"W poprzednim życiu mieszkałem w Paryżu i byłem malarzem". Marek Suski jakiego nie znacie
Niewiele osób wie, ale Marek Suski był kiedyś ślusarzem i pracował w zakładzie rzemieślniczym. Mało tego, sam nauczył się malarstwa, a w wolnych chwilach tworzy w pokoju freski. Uwielbia karykatury, akwarele i teatr. Kiedyś przygotował rekwizyt na przedstawienie. - To była głowa, z której wylewała się krew. Zastosowałem tam specjalna pompkę - zdradził polityk w rozmowie z TV Republika.
Marek Suski to jeden z najbardziej zaufanych współpracowników Jarosława Kaczyńskiego. Jest bardzo barwną postacią polskiej sceny politycznej. Wielokrotnie zaskakiwał, sypał bon motami, zadawał kuriozalne pytania i odpowiadał z uśmiechem na ustach. Okazuje się, że ten spokój zawdzięcza malarstwu.
W rozmowie z TV Republika zdradził, że malowaniem obrazów zafascynował się w bardzo młodym wieku. Ale nie było łatwo, bo musiał nauczyć się tego sam.
- Komuniście pozbawili nas wszystkiego, dlatego sam to tego doszedłem. Chodziłem na zajęcia do ogniska plastycznego przy zakładzie pracy mojej mamy. Czytałem książki o malarstwie i historii sztuki. Mój stryj był konserwatorem zabytków, a jedna z moich prababek była malarką. Malować nauczyłem się sam, tylko rodzice nie byli zadowoleni - zdradził polityk PiS.
Wyjaśnił, jak wygląda proces powstawania jego dzieł. - Jak chcę coś namalować to muszę odtajać od polityki. Chodzę wtedy po ogrodzie, pielęgnuję kwiatki. Kiedyś moja żona wyjechała, a ja wtedy malowałem fresk w pokoju. Zapominam wtedy o walkach, głupstwach w polityce, przesuwam się w zupełnie inne rejestry. Potem wracam do życia politycznego i jestem spokojny. Patrzę z dystansem - powiedział.
- Czasem się śmieję, że w poprzednim życiu mieszkałem w Paryżu i byłem malarzem - zdradził poseł.
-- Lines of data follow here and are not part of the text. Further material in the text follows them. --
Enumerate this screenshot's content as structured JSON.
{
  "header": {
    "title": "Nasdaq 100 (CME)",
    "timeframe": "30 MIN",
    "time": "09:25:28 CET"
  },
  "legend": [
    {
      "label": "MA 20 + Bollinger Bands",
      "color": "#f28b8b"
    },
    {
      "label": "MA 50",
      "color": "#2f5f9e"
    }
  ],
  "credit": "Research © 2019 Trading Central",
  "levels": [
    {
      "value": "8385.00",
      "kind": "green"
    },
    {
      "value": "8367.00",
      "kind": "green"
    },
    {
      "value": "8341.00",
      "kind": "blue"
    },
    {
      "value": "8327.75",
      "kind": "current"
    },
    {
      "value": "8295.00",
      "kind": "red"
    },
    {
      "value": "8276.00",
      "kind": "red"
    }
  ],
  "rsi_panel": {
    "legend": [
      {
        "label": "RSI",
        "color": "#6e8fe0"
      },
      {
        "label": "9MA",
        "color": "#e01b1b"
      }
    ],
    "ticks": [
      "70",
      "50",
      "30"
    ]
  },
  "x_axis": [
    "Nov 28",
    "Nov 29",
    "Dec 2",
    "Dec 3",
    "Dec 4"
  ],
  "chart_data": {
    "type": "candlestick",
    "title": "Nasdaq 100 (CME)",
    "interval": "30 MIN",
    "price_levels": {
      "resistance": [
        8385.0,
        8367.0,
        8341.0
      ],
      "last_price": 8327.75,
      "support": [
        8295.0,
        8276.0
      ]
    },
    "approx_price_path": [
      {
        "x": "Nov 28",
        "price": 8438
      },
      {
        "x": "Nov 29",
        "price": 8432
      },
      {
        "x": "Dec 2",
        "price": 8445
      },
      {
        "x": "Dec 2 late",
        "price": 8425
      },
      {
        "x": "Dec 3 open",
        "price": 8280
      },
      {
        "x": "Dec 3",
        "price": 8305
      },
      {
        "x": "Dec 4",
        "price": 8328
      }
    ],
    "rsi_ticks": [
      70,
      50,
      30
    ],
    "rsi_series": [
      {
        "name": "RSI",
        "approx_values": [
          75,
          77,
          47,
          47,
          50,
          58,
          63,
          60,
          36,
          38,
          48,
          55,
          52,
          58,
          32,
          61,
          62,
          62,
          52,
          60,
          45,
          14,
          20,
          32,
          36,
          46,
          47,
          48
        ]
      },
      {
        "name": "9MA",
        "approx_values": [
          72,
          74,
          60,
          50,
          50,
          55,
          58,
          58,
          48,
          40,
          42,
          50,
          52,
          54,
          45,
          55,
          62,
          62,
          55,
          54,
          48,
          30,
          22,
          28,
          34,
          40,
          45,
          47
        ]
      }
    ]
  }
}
Przyznał, że rysuje także karykatury. - Tak, popełniłem w swoim życiu kilka. Jak mi ktoś w polityce podpadł, to wtedy rysuję. Na przykład narysowałem myszkę agresorkę, która atakuje kota prezesa. Jak wiadomo, to przecież kot powinien atakować myszkę, a tu jest odwrotnie - wyjaśnił.
Marek Suski maluje również portrety. Powiedział, że nie zajmuje mu to zbyt dużo czasu. Czasem dzień, czasem kilka godzin. - Oprawianie obrazu trwa dłużej niż malowanie. Jeden z moich obrazów malowałem na przykład przez lupę, bo musiałem dokładnie przedstawić główne mięśnie konia - dodał.
Polityk pracował kiedyś w zakładzie rzemieślniczym. - Chodziłem do szkoły, technik teatralny. W trakcie zacząłem pracować w teatrze, ale potem był stan wojenny, trzeba było podpisać jakieś zobowiązania współpracy i musiałem zrezygnować. Poszedłem do prywatnej inicjatywy i przez kilka lat pracowałem w zakładzie rzemieślniczym ucząc się sztuki ślusarstwa - wyjaśnił.
"Mam mały domek, który kupiłem za swoje obrazy"
Powiedział, że jeden z jego kolegów, którego nauczył fachu, jest uzdolnionym złotnikiem. - Namawia mnie, żebym rzucił politykę, bo można dobrze zarobić. On ma willę z basenem, a ja tylko mały domek. Ale za to kupiłem go za moje obrazy - opowiedział Suski.
Pasją Marka Suskiego jest także teatr. - Zrobiłem kiedyś perukę, a nie jest to łatwe. Niektórzy sobie z tego żartują, ale to swego rodzaju dzieło sztuki. I przygotowałem taką głowę do jednego z przedstawień Szekspira. Wylewała się z niej krew, zastosowałem tam specjalna pompkę - dodał.